Narasi itu dikuatkan pula dengan andil besar Perum Produksi Film Negara (PFN) -- Kini jadi salah satu BUMN. PFN jadi alat propaganda paling mujarab era Orba. Mereka hanya mendanai dan membuat film sesuai pesanan Orba. Urusan lebih banyak fiksi daripada fakta bukan masalah.

Pencintraan kerap jadi modal penting demi langgengnya kekuasaan. Soeharto dan Orba mengamininya. Mereka bahkan menganggap pencitraan adalah hal yang tak bisa dianggap sepele. Pola menjaga citra positif jadi alasan segenap rakyat Indonesia mendukung Orba.

Potret studio yang dimiliki oleh PFN di era Orde Lama. (Wikimedia Commons)

Narasi itu membuat Orba terjun lebih dalam untuk mengemas citra. Mereka mulai melakukan kontrol media: televisi, radio, hingga surat kabar. Orba seraya hanya menghendaki berita positif saja terkait pemerintahan.

Barang siapa yang memuat hal negatif akan diperangi. Berita-berita terkait kebesaran Soeharto dan Orba terus memenuhi media massa. Citra positif Soeharto ditebar di mana-mana. Citra itu bak menghilangkan segala macam pemberitaan miring terkait Orba yang represif dan korup.  

Kontrol orba tak hanya sebatas media massa saja. Kontrol Orba sampai masuk ke arah penulisan ulang sejarah bangsa. Segala macam peran Soeharto bak dilebih-lebihkan. Tiada tokoh bangsa lainnya yang boleh lebih menonjol selain dirinya.

PFN pernah memproduksi Film Penumpasan Pengkhianatan G30S PKI (1984) yang fenomenal. (Wikimedia Commons)

The Smiling General kerap digambarkan sebagai tokoh yang punya pengaruh di Indonesia. Ragam julukan kepada Soeharto dan programnya tercipta. Ada yang mengenal Soeharto sebagai Bapak Pembangunan, Bapak Swasembada beras, hingga Pahlawan Penumpas Gerakan 30 September (G30S) 1965.

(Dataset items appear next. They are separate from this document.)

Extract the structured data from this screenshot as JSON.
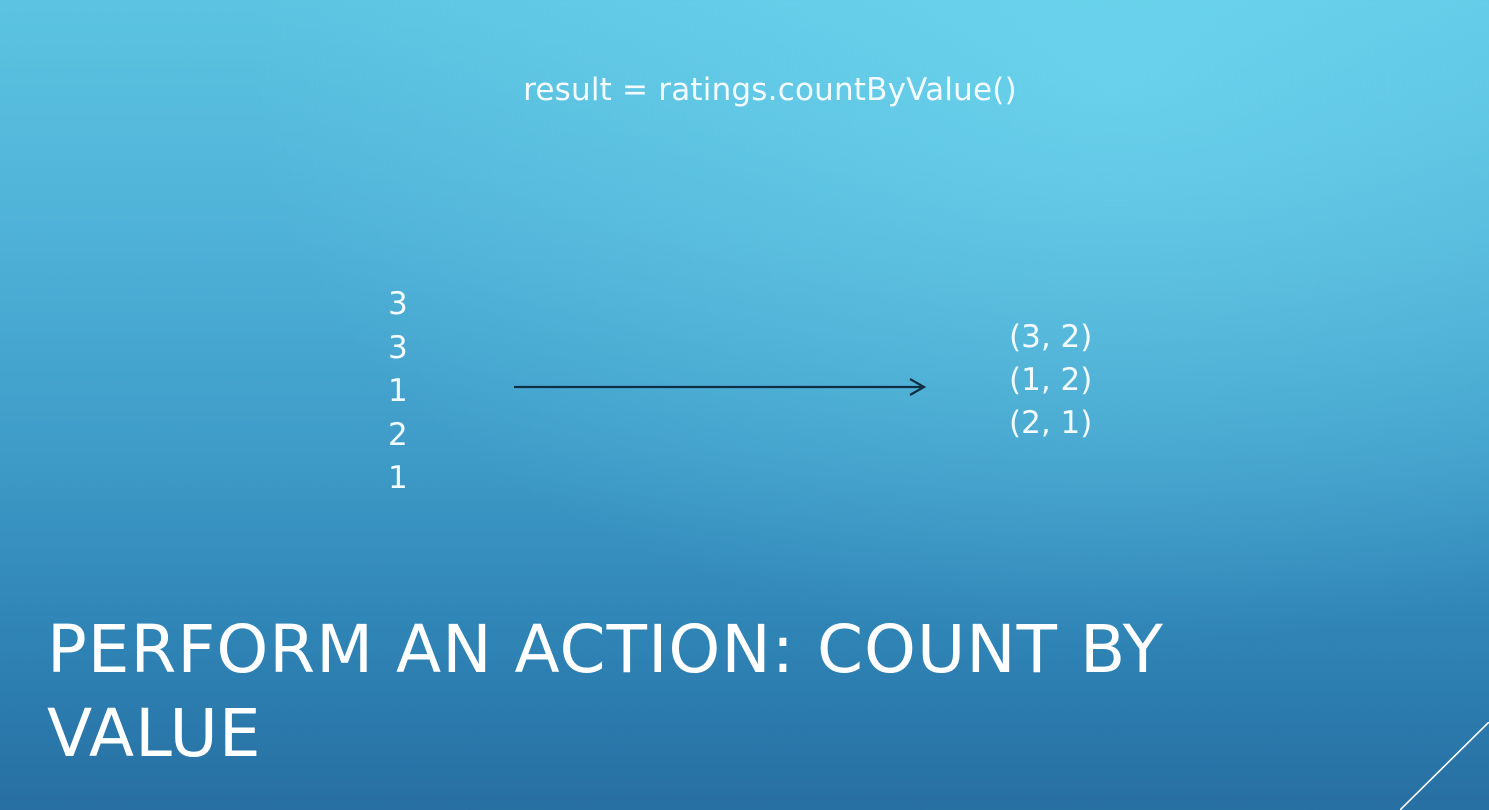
{
  "slide": {
    "code": "result = ratings.countByValue()",
    "input_values": [
      "3",
      "3",
      "1",
      "2",
      "1"
    ],
    "output_pairs": [
      "(3, 2)",
      "(1, 2)",
      "(2, 1)"
    ],
    "title_line1": "PERFORM AN ACTION: COUNT BY",
    "title_line2": "VALUE"
  },
  "colors": {
    "background_top": "#5cc4e2",
    "background_bottom": "#276fa2",
    "text": "#ffffff",
    "arrow": "#0f2f45"
  },
  "icons": {
    "arrow": "right-arrow-icon"
  }
}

“Soeharto, anak petani Desa Kemusuk, Yogyakarta, itu muncul dari balik kabut pada 1966. Dia datang sebagai Semar--tokoh punakawan dalam dunia wayang yang kepadanya Soeharto sering dinisbahkan: sederhana dan murah senyum. Seperti Semar, Soeharto melakukan hal yang bahkan tak bisa ditunaikan oleh para ksatria ketika datang masa-masa kritis."

"Dia dielu-elukan sebagai pahlawan yang sukses menyelamatkan Indonesia dari bencana komunisme meski dengan banjir darah besar sebagai ongkosnya. Juga dari bencana ekonomi akibat hiperinflasi,” tulis Farid Gaban dkk dalam tulisannya di Majalah Tempo berjudul Antara Semar dan Don Corleone (1998).

Produksi Film Negara

Ajian pemerintah Orba bukan melulu urusan kontrol media. Soeharto bahkan mencoba memasuki hati rakyat Indonesia lewat politik film. Orba dengan lihai memanfaatkan Perum PFN untuk menyebarkan propaganda sesuai pesanan Orba.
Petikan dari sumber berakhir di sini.